Aunt Connie's Coconut Cake


  • 3 cups all-purpose flour
  • ¼ teaspoon salt
  • ¼ teaspoon baking soda
  • 1 ½ cups butter, softened
  • 3 cups white sugar
  • 6eggs
  • 1 cup sour cream
  • 1 teaspoon vanilla extract
  • 1 (7 ounce) package sweetened flaked coconut
  • 1 cup milk
  • 2 tablespoons cornstarch
  • 1 cup white sugar
  • ½ cup butter, softened
  • ½ cup solid vegetable shortening
  • 2 teaspoons vanilla extract
  • ½ (7 ounce) package sweetened flaked coconut
  • Directions

  • Step 1

    Preheat oven to 300 degrees F (150 degrees C).


  • Step 2

    Grease a 10-inch tube pan.

  • Step 3

    Combine flour, salt, and baking soda in a bowl.

  • Step 4

    Beat 1 1/2 cup butter and 3 cups sugar with an electric mixer in a large bowl until light and fluffy. The mixture should be noticeably lighter in color.

  • Step 5

    Beat eggs one at a time into butter mixture, allowing each egg to blend completely before adding the next.

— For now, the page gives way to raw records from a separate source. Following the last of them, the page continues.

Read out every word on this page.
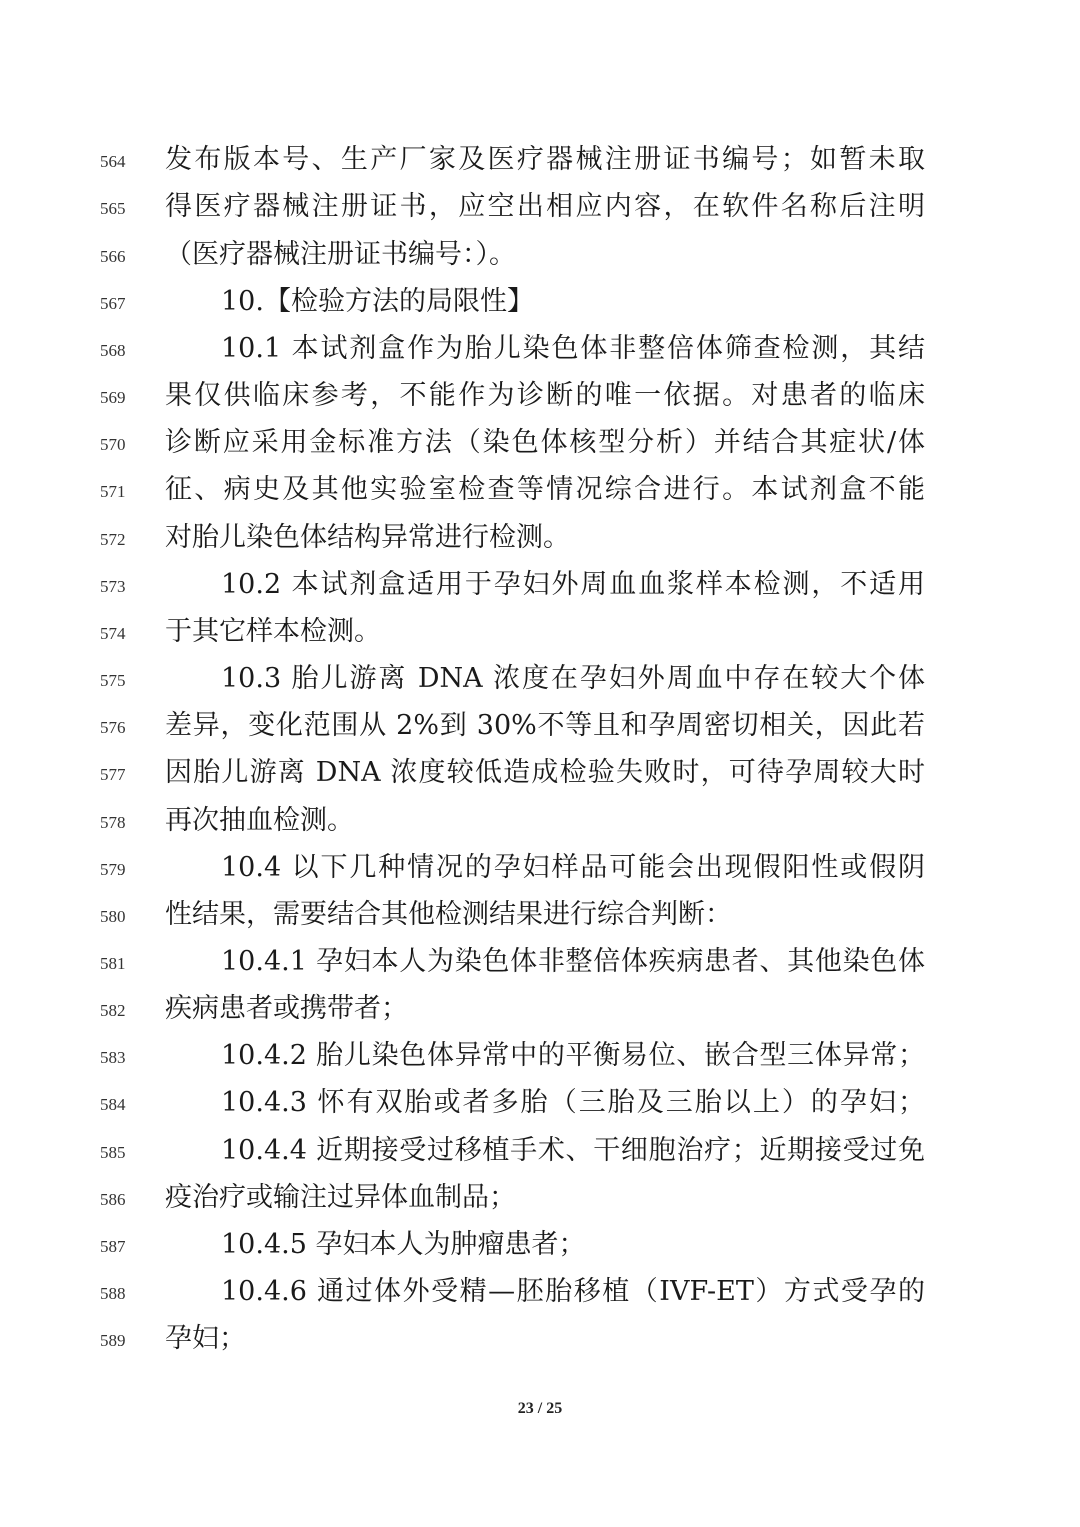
564	发布版本号、生产厂家及医疗器械注册证书编号；如暂未取
565	得医疗器械注册证书，应空出相应内容，在软件名称后注明
566	（医疗器械注册证书编号：）。
567	10.【检验方法的局限性】
568	10.1 本试剂盒作为胎儿染色体非整倍体筛查检测，其结
569	果仅供临床参考，不能作为诊断的唯一依据。对患者的临床
570	诊断应采用金标准方法（染色体核型分析）并结合其症状/体
571	征、病史及其他实验室检查等情况综合进行。本试剂盒不能
572	对胎儿染色体结构异常进行检测。
573	10.2 本试剂盒适用于孕妇外周血血浆样本检测，不适用
574	于其它样本检测。
575	10.3 胎儿游离 DNA 浓度在孕妇外周血中存在较大个体
576	差异，变化范围从 2%到 30%不等且和孕周密切相关，因此若
577	因胎儿游离 DNA 浓度较低造成检验失败时，可待孕周较大时
578	再次抽血检测。
579	10.4 以下几种情况的孕妇样品可能会出现假阳性或假阴
580	性结果，需要结合其他检测结果进行综合判断：
581	10.4.1 孕妇本人为染色体非整倍体疾病患者、其他染色体
582	疾病患者或携带者；
583	10.4.2 胎儿染色体异常中的平衡易位、嵌合型三体异常；
584	10.4.3 怀有双胎或者多胎（三胎及三胎以上）的孕妇；
585	10.4.4 近期接受过移植手术、干细胞治疗；近期接受过免
586	疫治疗或输注过异体血制品；
587	10.4.5 孕妇本人为肿瘤患者；
588	10.4.6 通过体外受精—胚胎移植（IVF-ET）方式受孕的
589	孕妇；
23 / 25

Beat in sour cream and 1 teaspoon vanilla extract with the last egg.

  • Step 6

    Gradually stir flour mixture into egg mixture, mixing until just incorporated.

  • Step 7

    Fold in 7 ounces flaked coconut, mixing just enough to evenly combine. Pour the batter into prepared pan.

  • Step 8

    Bake in the preheated oven until a toothpick inserted into the center comes out clean, about 90 minutes. Cool in the pan for 10 minutes before removing to cool completely on a wire rack.

  • Step 9

    Whisk milk and cornstarch in a saucepan over medium heat until mixture becomes very thick, stirring constantly, about 5 minutes; set aside to cool completely.

  • Step 10

    Beat 1 cup sugar, 1/2 cup butter, and shortening with an electric mixer in a bowl until mixture is smooth and creamy.

  • Step 11

    Beat cooled milk paste and 2 teaspoons vanilla extract into sugar mixture to achieve a light and creamy frosting.

  • Step 12

    Spread frosting over completely cooled cake and sprinkle remaining 3 1/2 ounces flaked coconut over the frosting.

  • Cook's Note:

    At Easter, I usually take 1/3 of the coconut and mix with a few drops of green food coloring, use this on the top, and place a few jelly eggs around to look like Easter eggs on grass.